As a home baker just starting, you might wonder if bread dough should be sticky. The answer to this question can vary depending on the type of bread you are making, and some additional factors, which we will explore in this article.
In short, yes, bread dough should be sticky initially when mixing. However, proper kneading techniques develop gluten, the structure of the dough improves and it will become less sticky. The dough's stickiness can be influenced by various factors, including the type and quality of ingredients, precision of measurements, dough handling techniques, and even the air's humidity.
The higher the moisture content, the stickier the dough becomes. The hydration level of some rustic bread can be as high as 100%, producing a more open crumb and better flavor.
Factors that affect the stickiness of the dough
In enriched bread like brioche, adding eggs can make the dough sticky. Eggs consist mostly of water, increasing the bread’s hydration level. Since egg sizes vary, precise confectionary recipes specify them in weight units. Additionally, the dough’s stickiness depends on the flour type. Rye flour doughs are usually stickier than white wheat flour dough.
Dough made from lower-quality or low-protein flours will be sticky. When choosing flour for baking bread, flour with a protein content of 12-13% is best.
Bread doughs with high moisture content, such as focaccia, ciabatta, or baguette, tend to be sticky, making them easier to knead with a stand mixer rather than by hand. I recommend the Kenwood Chef, a powerful and durable machine I use for dough making.
Measure the ingredients accurately
Accuracy in measuring ingredients is crucial in baking to ensure consistent quality. Weight measurements are more precise than volume measurements, as the density of the material affects the volume of powdered ingredients like flour. A cup of flour can weigh anywhere from 140 to 190 grams depending on its compactness, which is a significant difference.
Temperature and humidity
Temperature and humidity can also affect the stickiness of the dough. A recipe that worked well in the winter may become problematic in the summer, as high humidity can make the dough wetter than usual. So, in wet conditions, if you reduce the water a little, you will probably get a dough with a good consistency.
Overworking the dough can make it sticky
Overworking the dough can cause it to become sticky, which may happen when using a mixer. Kneading the dough on the first or second speed takes about 8 minutes with a stand mixer, while hand-kneading should take 10-12 minutes. Unfortunately, you cannot improve overworked dough.
How to handle sticky bread dough?
Handling sticky dough with high moisture content requires practice. Building up dough strength through stretching, folding, and resting phases can improve its structure and make it less sticky. A bench scraper can come in handy when working with sticky dough to remove it from the bowl or move it around the work surface.
There are several ways to deal with sticky dough, including wetting your hands or using a small amount of flour or oil. However, using too much water, flour, or oil can alter the dough’s proportions and affect its texture.
1. Wet your hands:
To make it easier to handle the sticky dough, wet your hands.

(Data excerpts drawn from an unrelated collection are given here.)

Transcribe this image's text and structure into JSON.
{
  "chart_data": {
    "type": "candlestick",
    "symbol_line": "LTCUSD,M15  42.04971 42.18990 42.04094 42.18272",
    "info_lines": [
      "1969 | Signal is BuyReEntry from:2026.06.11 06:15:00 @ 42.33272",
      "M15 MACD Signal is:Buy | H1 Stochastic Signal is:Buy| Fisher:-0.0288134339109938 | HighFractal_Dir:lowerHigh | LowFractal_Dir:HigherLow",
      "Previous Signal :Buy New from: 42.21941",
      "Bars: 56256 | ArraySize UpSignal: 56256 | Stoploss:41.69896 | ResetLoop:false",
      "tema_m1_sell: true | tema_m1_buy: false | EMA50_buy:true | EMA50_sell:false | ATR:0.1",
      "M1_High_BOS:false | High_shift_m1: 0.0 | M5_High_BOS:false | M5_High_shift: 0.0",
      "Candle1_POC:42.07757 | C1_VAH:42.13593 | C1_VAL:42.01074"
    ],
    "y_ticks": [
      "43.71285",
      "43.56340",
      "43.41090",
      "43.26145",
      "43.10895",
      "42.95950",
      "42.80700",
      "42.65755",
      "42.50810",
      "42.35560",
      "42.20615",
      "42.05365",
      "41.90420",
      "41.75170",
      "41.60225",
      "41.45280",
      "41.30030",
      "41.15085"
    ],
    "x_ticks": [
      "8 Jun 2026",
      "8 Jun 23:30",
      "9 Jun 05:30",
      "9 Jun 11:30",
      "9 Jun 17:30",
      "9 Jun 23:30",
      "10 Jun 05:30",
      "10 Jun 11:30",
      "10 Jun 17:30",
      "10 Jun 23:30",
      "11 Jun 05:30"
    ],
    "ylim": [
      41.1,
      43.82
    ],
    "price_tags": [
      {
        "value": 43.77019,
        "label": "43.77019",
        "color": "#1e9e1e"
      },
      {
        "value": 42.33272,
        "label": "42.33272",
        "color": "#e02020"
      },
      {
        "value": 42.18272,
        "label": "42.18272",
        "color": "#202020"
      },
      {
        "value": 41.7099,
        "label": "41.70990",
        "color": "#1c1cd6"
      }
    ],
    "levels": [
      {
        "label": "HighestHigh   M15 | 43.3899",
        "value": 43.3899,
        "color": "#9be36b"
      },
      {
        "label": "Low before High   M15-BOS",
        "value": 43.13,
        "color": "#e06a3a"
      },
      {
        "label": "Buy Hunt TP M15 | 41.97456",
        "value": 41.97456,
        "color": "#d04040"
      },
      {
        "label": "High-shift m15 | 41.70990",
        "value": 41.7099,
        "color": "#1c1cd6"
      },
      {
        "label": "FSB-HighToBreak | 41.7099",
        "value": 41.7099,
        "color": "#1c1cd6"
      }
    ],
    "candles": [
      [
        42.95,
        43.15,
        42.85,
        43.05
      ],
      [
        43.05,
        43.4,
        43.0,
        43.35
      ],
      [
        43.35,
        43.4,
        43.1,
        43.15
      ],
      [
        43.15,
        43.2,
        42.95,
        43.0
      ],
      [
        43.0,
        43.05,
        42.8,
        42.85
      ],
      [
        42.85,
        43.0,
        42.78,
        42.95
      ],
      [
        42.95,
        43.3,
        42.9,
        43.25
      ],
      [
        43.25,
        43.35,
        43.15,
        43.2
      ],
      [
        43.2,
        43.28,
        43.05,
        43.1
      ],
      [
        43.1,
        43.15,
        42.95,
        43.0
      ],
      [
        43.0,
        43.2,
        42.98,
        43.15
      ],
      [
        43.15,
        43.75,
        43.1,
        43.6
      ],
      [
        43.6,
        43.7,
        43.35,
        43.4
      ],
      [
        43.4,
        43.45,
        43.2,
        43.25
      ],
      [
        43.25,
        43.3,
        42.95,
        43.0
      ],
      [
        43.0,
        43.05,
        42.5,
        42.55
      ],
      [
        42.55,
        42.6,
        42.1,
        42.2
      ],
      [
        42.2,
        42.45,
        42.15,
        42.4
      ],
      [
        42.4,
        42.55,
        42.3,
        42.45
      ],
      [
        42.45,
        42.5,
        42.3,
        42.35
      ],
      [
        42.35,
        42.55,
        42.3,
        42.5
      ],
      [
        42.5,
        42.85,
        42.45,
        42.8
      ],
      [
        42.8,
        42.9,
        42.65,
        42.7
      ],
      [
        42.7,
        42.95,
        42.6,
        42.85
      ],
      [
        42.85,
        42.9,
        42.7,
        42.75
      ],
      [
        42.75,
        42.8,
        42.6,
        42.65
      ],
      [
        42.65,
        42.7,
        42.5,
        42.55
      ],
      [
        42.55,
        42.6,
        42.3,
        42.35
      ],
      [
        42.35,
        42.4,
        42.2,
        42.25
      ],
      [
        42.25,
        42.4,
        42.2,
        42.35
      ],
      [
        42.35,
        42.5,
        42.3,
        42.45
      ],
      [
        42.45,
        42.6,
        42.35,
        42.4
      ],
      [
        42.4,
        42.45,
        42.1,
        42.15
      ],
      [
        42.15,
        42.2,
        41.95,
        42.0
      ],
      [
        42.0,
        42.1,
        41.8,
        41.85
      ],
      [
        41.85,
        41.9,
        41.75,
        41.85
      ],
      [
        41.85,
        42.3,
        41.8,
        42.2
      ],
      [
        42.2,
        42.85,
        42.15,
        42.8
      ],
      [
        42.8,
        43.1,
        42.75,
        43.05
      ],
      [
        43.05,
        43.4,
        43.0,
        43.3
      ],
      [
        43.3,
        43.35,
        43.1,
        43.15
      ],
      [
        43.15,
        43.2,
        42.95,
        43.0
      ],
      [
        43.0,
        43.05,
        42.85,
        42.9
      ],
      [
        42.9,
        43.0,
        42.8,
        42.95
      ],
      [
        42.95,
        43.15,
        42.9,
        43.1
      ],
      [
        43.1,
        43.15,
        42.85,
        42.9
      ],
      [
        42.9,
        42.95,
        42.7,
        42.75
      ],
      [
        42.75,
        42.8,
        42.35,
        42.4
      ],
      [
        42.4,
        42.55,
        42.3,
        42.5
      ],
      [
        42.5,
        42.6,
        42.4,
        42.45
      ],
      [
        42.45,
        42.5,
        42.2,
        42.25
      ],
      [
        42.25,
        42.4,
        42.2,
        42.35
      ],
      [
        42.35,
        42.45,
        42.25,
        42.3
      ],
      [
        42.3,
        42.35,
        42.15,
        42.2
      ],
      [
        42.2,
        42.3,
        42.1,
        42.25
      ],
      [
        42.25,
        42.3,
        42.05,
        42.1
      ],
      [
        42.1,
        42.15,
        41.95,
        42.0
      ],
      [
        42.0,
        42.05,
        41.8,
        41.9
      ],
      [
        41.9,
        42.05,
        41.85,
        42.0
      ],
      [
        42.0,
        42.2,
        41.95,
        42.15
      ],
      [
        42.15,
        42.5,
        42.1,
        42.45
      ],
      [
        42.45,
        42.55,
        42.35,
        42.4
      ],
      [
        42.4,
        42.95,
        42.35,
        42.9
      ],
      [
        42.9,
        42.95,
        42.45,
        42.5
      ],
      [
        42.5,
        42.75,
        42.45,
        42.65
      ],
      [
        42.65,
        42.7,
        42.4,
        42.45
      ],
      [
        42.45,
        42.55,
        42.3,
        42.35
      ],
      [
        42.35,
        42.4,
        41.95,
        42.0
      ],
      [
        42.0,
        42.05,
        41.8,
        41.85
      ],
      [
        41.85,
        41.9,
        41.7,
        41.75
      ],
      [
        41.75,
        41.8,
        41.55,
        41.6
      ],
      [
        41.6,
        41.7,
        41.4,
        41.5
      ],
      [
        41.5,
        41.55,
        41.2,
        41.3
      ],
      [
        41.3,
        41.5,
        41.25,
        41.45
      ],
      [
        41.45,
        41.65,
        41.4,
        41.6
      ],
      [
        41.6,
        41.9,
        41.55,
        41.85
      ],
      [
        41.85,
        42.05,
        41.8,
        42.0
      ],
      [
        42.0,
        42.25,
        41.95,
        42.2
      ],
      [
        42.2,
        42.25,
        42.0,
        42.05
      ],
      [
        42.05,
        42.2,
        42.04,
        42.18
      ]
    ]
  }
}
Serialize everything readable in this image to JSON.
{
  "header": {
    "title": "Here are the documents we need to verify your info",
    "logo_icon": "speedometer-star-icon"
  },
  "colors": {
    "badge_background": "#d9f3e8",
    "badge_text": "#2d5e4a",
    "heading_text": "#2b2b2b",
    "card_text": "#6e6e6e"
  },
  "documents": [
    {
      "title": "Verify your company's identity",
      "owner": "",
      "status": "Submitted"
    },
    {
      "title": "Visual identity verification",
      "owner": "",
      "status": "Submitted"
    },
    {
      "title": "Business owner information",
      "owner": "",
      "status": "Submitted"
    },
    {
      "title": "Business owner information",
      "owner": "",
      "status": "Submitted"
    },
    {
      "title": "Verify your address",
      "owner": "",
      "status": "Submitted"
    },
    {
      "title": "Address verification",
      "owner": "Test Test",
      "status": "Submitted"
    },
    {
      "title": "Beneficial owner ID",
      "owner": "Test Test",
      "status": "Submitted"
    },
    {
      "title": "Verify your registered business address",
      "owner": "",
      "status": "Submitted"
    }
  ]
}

Dip them in water occasionally while mixing the dough to prevent ingredients from sticking to your hands. Wet the blade when dividing the dough to avoid tearing it.
2. Use a bit of flour:
Another way to handle sticky dough is to lightly flour your hands and work surface. Rustic bread with high hydration is often sprinkled with flour after shaping, which gives them a characteristic appearance.
When proofing in a banneton, flour the basket to avoid damaging the dough’s surface. The linen couch used for proofing the baguettes is also sprinkled with flour.
We can use traditional willow bannetons. or proofing baskets lined with linen inside. Take care of bannetons to ensure their longevity. Avoid washing them with water and only scrape them clean.
3. Use a little oil:
When dealing with sticky dough, a useful technique is to lightly oil the work surface and mixing bowl. By doing so, you can extract the dough more skillfully, without tearing it and releasing all of the gases.
It’s important to note that the dough may become damaged if it sticks to the kitchen towel or foil used to cover it. To prevent this from happening, simply apply a light coat of oil to the top of the dough. While we’re on the subject of using oil, you may wish to read my article on what happens if you add too much oil to your bread dough.
In summary, the dough should be sticky initially when you mix it. The stickiness of bread dough will depend on the type of bread and the hydration level of the dough. Higher hydration levels can result in a stickier dough, which can produce a more open crumb and better flavor but can also be more difficult to work with.
The stickiness of the dough is also influenced by the type, quantity, and quality of the ingredients, as well as temperature and humidity conditions. Accurately measuring the ingredients and using the appropriate equipment can help to produce a good consistency in the dough. If the dough is too sticky, wetting your hands, using a bit of flour or oil, and using a bench scraper can help to make handling the dough easier.